Thanks, @anotherparent .

@RJM, this was HS, not travel. 7 PM game Thu, 7 PM game Fri, 10 am game Sat, 1 PM game Sat. So closer to 42 hours.

As for travel, it's seemingly rare to play more than 3 in a day nowadays, and that's only at the champ level where (most) teams that make it that far carry enough players to alleviate some of the fatigue. And spreading out WWBA games to where it's only 1 per day seems to generate frustration at the added cost for hotel costs.

All that said, we are asking 15 year olds to play 21 innings in a day at times. I suspect that the MLBPA and the team doctors would have some choice words to say about that if they were asked to do the same.

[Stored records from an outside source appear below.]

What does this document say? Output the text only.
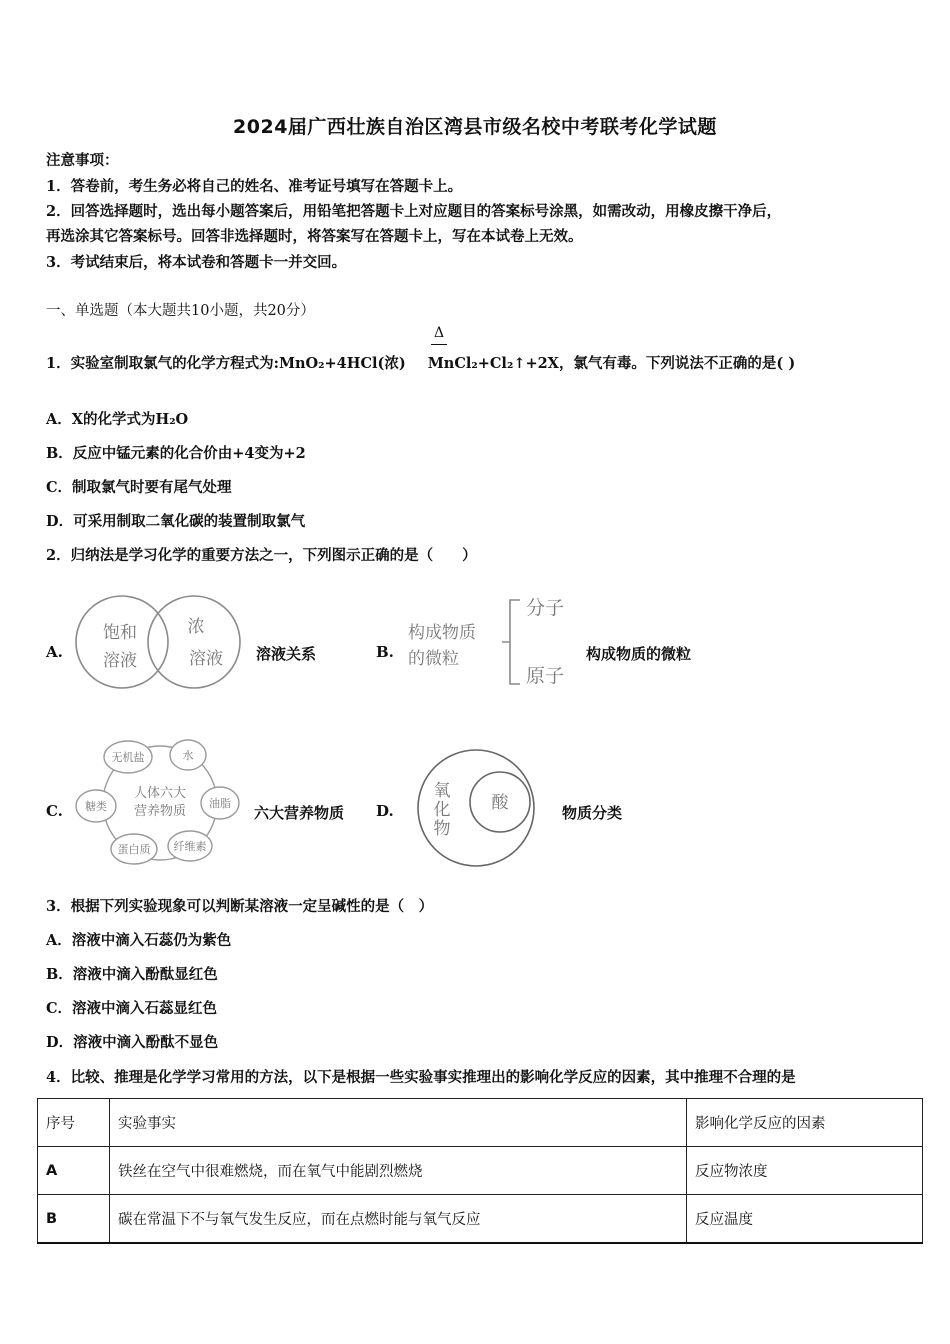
2024届广西壮族自治区湾县市级名校中考联考化学试题
注意事项：
1．答卷前，考生务必将自己的姓名、准考证号填写在答题卡上。
2．回答选择题时，选出每小题答案后，用铅笔把答题卡上对应题目的答案标号涂黑，如需改动，用橡皮擦干净后，
再选涂其它答案标号。回答非选择题时，将答案写在答题卡上，写在本试卷上无效。
3．考试结束后，将本试卷和答题卡一并交回。
一、单选题（本大题共10小题，共20分）
Δ
1．实验室制取氯气的化学方程式为:MnO₂+4HCl(浓) MnCl₂+Cl₂↑+2X，氯气有毒。下列说法不正确的是( )
A．X的化学式为H₂O
B．反应中锰元素的化合价由+4变为+2
C．制取氯气时要有尾气处理
D．可采用制取二氧化碳的装置制取氯气
2．归纳法是学习化学的重要方法之一，下列图示正确的是（　　）
A.
饱和
溶液
浓
溶液 溶液关系	B.
构成物质
的微粒
分子
原子
构成物质的微粒
C.
人体六大
营养物质
无机盐	水
油脂
纤维素
蛋白质
糖类	六大营养物质 D.
氧
化
物
酸	物质分类
3．根据下列实验现象可以判断某溶液一定呈碱性的是（　）
A．溶液中滴入石蕊仍为紫色
B．溶液中滴入酚酞显红色
C．溶液中滴入石蕊显红色
D．溶液中滴入酚酞不显色
4．比较、推理是化学学习常用的方法，以下是根据一些实验事实推理出的影响化学反应的因素，其中推理不合理的是
序号	实验事实	影响化学反应的因素
A	铁丝在空气中很难燃烧，而在氧气中能剧烈燃烧	反应物浓度
B	碳在常温下不与氧气发生反应，而在点燃时能与氧气反应	反应温度
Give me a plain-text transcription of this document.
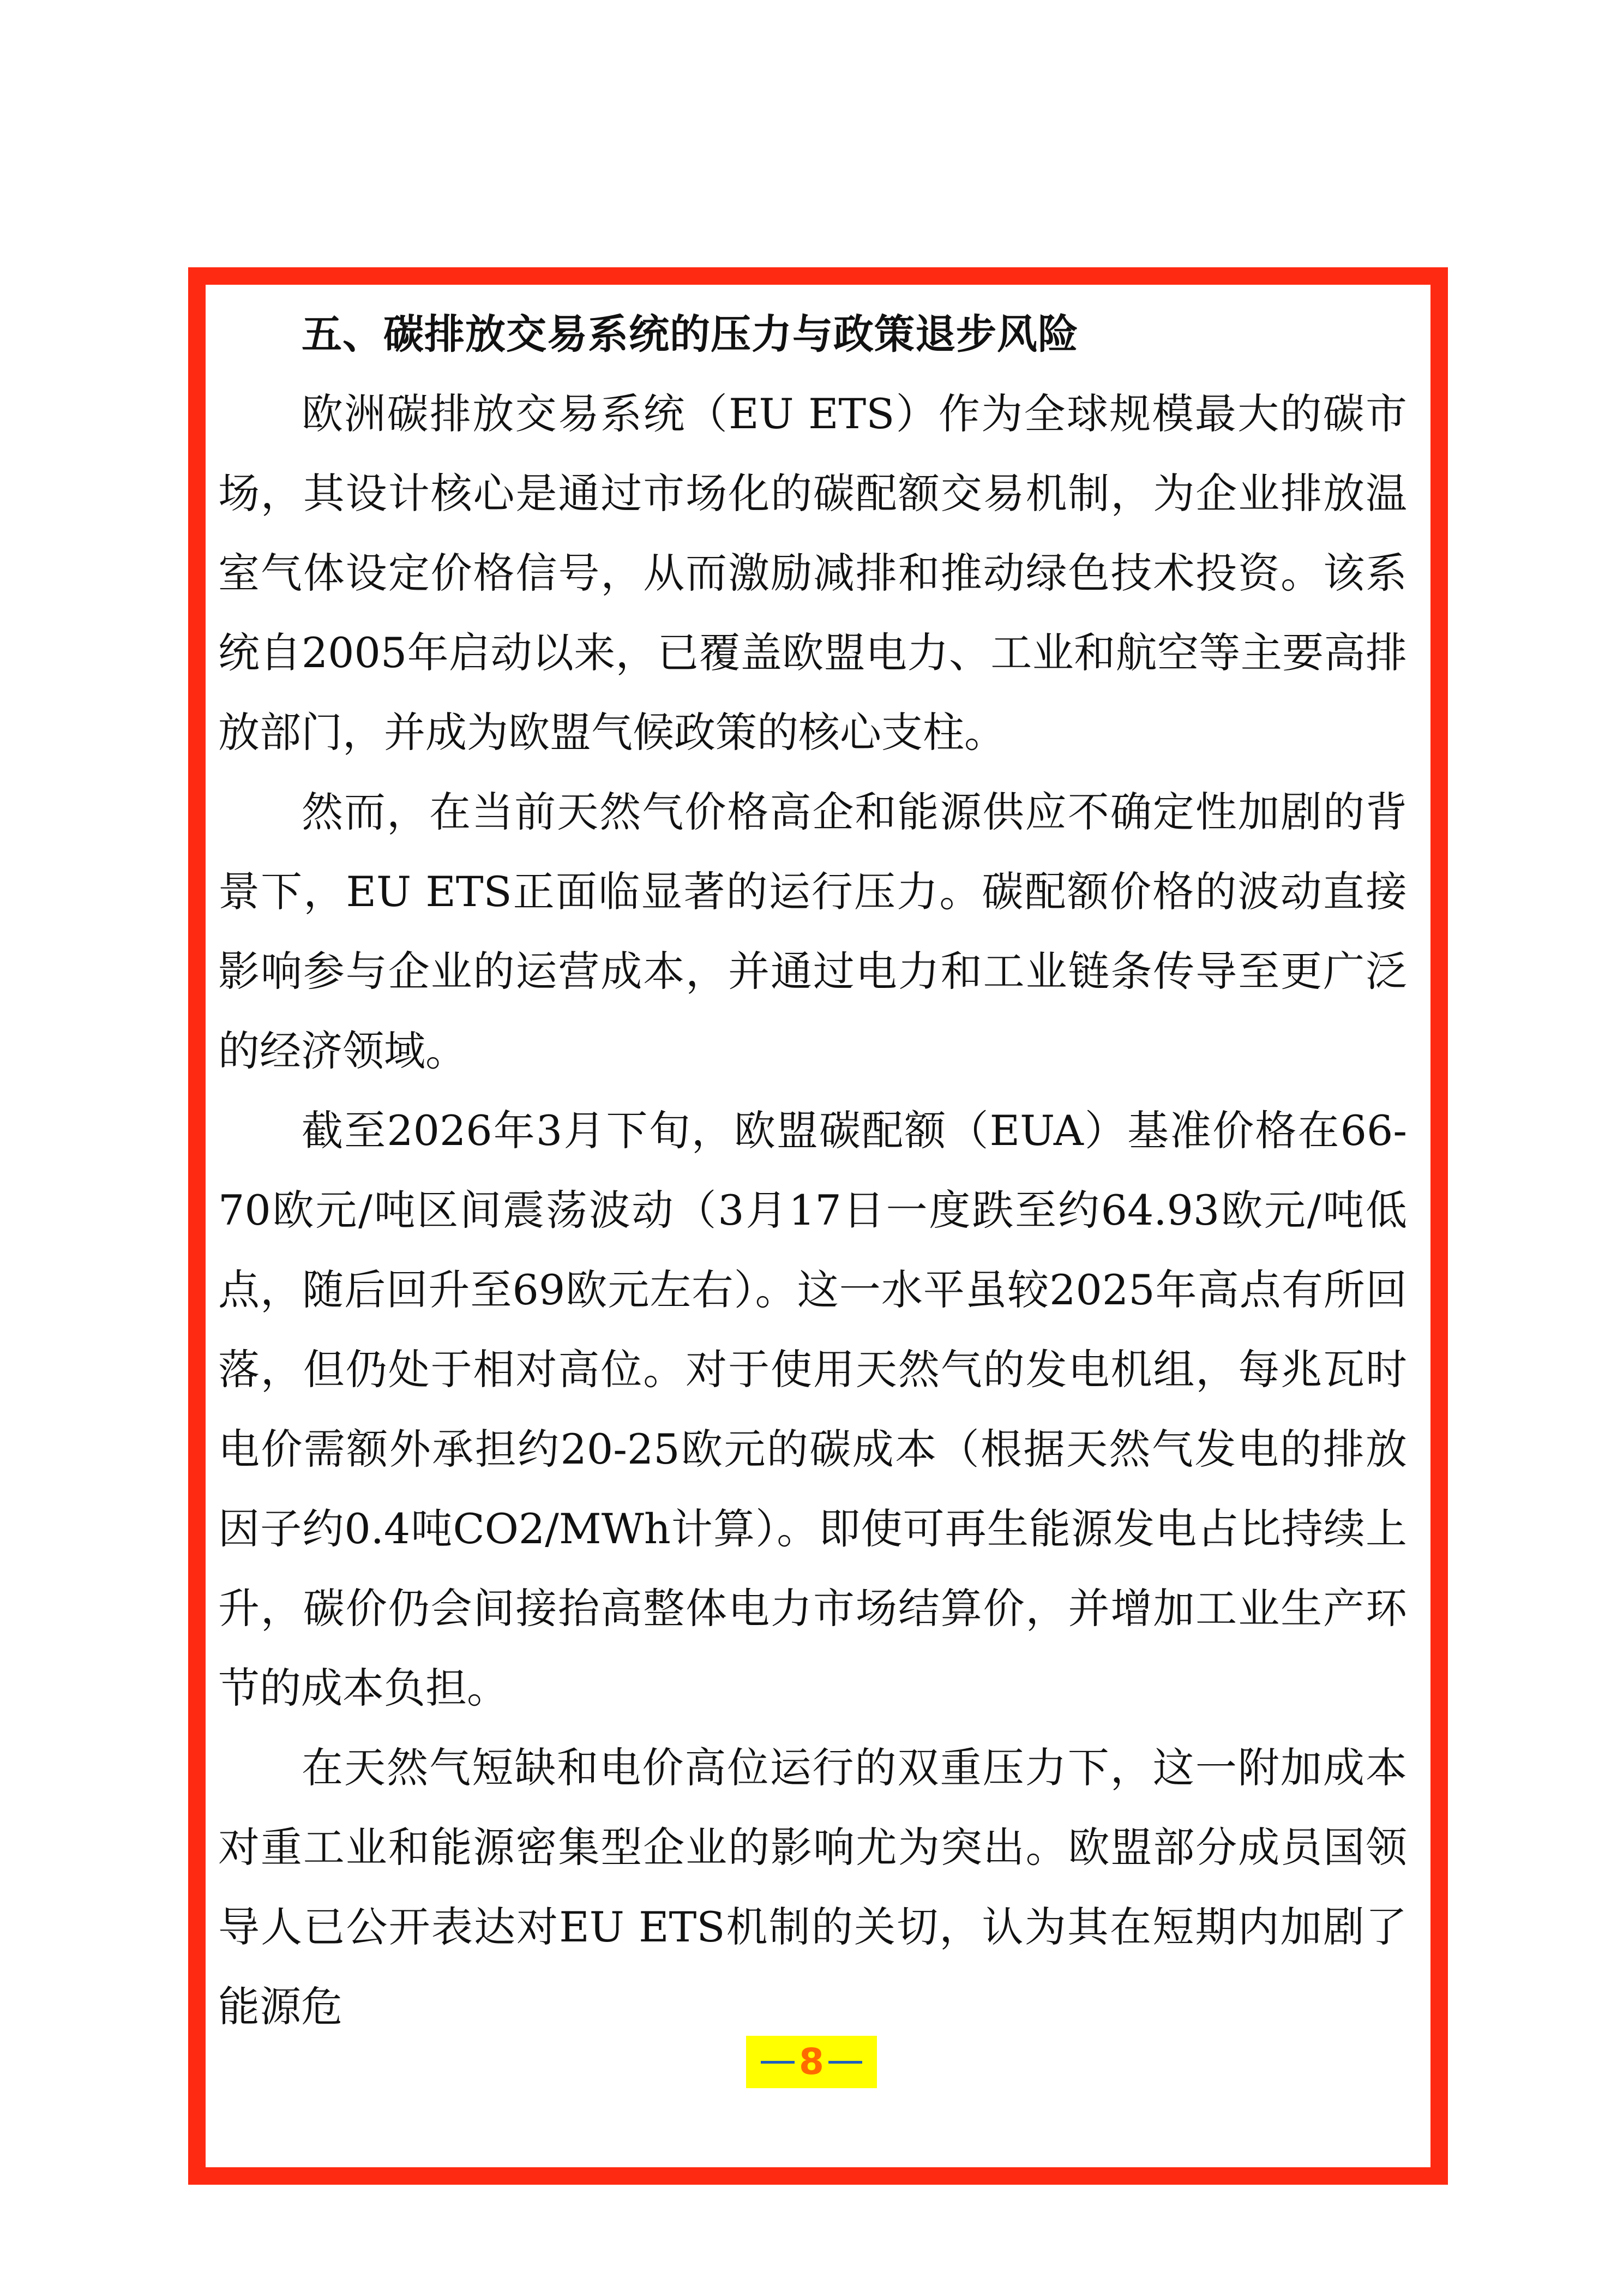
五、碳排放交易系统的压力与政策退步风险

欧洲碳排放交易系统（EU ETS）作为全球规模最大的碳市场，其设计核心是通过市场化的碳配额交易机制，为企业排放温室气体设定价格信号，从而激励减排和推动绿色技术投资。该系统自2005年启动以来，已覆盖欧盟电力、工业和航空等主要高排放部门，并成为欧盟气候政策的核心支柱。

然而，在当前天然气价格高企和能源供应不确定性加剧的背景下，EU ETS正面临显著的运行压力。碳配额价格的波动直接影响参与企业的运营成本，并通过电力和工业链条传导至更广泛的经济领域。

截至2026年3月下旬，欧盟碳配额（EUA）基准价格在66-70欧元/吨区间震荡波动（3月17日一度跌至约64.93欧元/吨低点，随后回升至69欧元左右）。这一水平虽较2025年高点有所回落，但仍处于相对高位。对于使用天然气的发电机组，每兆瓦时电价需额外承担约20-25欧元的碳成本（根据天然气发电的排放因子约0.4吨CO2/MWh计算）。即使可再生能源发电占比持续上升，碳价仍会间接抬高整体电力市场结算价，并增加工业生产环节的成本负担。

在天然气短缺和电价高位运行的双重压力下，这一附加成本对重工业和能源密集型企业的影响尤为突出。欧盟部分成员国领导人已公开表达对EU ETS机制的关切，认为其在短期内加剧了能源危

8
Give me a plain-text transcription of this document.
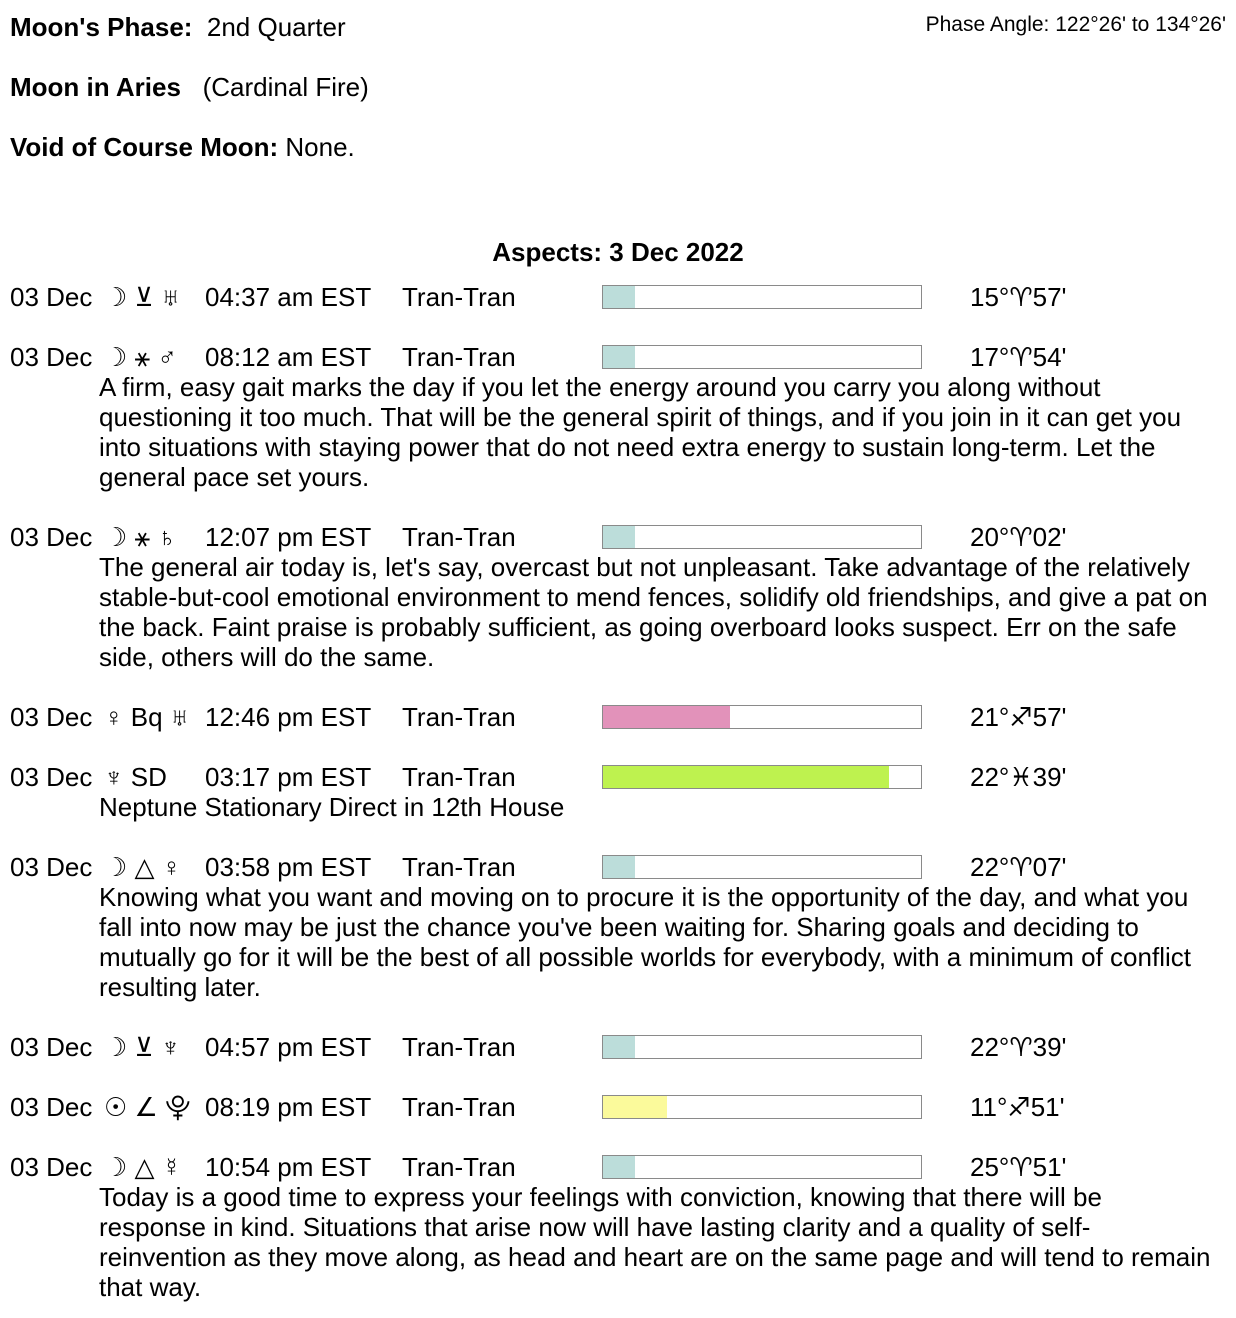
Moon's Phase: 2nd Quarter	Phase Angle: 122°26' to 134°26'
Moon in Aries (Cardinal Fire)
Void of Course Moon: None.
Aspects: 3 Dec 2022
03 Dec ☽ ⊻ ♅ 04:37 am EST Tran-Tran	15°♈57'
03 Dec ☽ ⚹ ♂ 08:12 am EST Tran-Tran	17°♈54'
A firm, easy gait marks the day if you let the energy around you carry you along without questioning it too much. That will be the general spirit of things, and if you join in it can get you into situations with staying power that do not need extra energy to sustain long-term. Let the general pace set yours.
03 Dec ☽ ⚹ ♄ 12:07 pm EST Tran-Tran	20°♈02'
The general air today is, let's say, overcast but not unpleasant. Take advantage of the relatively stable-but-cool emotional environment to mend fences, solidify old friendships, and give a pat on the back. Faint praise is probably sufficient, as going overboard looks suspect. Err on the safe side, others will do the same.
03 Dec ♀ Bq ♅ 12:46 pm EST Tran-Tran	21°♐57'
03 Dec ♆ SD 03:17 pm EST Tran-Tran	22°♓39'
Neptune Stationary Direct in 12th House
03 Dec ☽ △ ♀ 03:58 pm EST Tran-Tran	22°♈07'
Knowing what you want and moving on to procure it is the opportunity of the day, and what you fall into now may be just the chance you've been waiting for. Sharing goals and deciding to mutually go for it will be the best of all possible worlds for everybody, with a minimum of conflict resulting later.
03 Dec ☽ ⊻ ♆ 04:57 pm EST Tran-Tran	22°♈39'
03 Dec ☉ ∠ ⯓ 08:19 pm EST Tran-Tran	11°♐51'
03 Dec ☽ △ ☿ 10:54 pm EST Tran-Tran	25°♈51'
Today is a good time to express your feelings with conviction, knowing that there will be response in kind. Situations that arise now will have lasting clarity and a quality of self-reinvention as they move along, as head and heart are on the same page and will tend to remain that way.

The thing is it starts at 8u and goes through travel ball. It’s why we stuck to local LL and CR sponsored tournaments and the USSSA Sunday DH league through age twelve.

Just wanted to post an update. He followed the return to school/return to sports protocol. Here's the approximate timeline, though everyone's journey may vary.

  • Day 1 after concussion (undiagnosed) - Vision was very blurred, fatigue
  • Day 2 after concussion (diagnosed) - Vision was worse, fatigue was worse. Overall demeanor was very monotone, no humor really. Unable to watch TV or use screens without headache. Most symptomatic day overall.
  • Day 3 - Vision improved, demeanor improved. Able to use screens by evening, but for only for short periods.
  • Day 4 - Vision improving, with blurriness and light sensitivity the only issues there. Returned to driving with me riding, and only on familiar routes. Fatigue improving, only 1 nap during the day
  • Day 5 - Able to use screens for longer periods, light sensitivity gone. Returned to driving on his own. Did bands, jogged, did light toss
  • Day 6 - Returned to school. Fatigue gone, blurriness barely there. Did full warmups with team at game except for swinging the bat. Able to stay up till midnight after game and finish a test that was due.
  • Day 7 - Blurriness remained, but still just barely there. Full throwing, hitting off tee/dad BP.
  • Day 8 - Vision normal. Full speed BP from machine.
  • Day 9 - Cleared for full return to playing.

The caution as a catcher is the next hard ding to the helmet.   I think it was Mike Matheney that had multiple concussions and then it was one foul ball too many that was the last straw.  Of course, he played MLB for 13 years.

Maybe playing another position for a bit is a good thing. Now you both know the symptoms and can identify when something is a little off.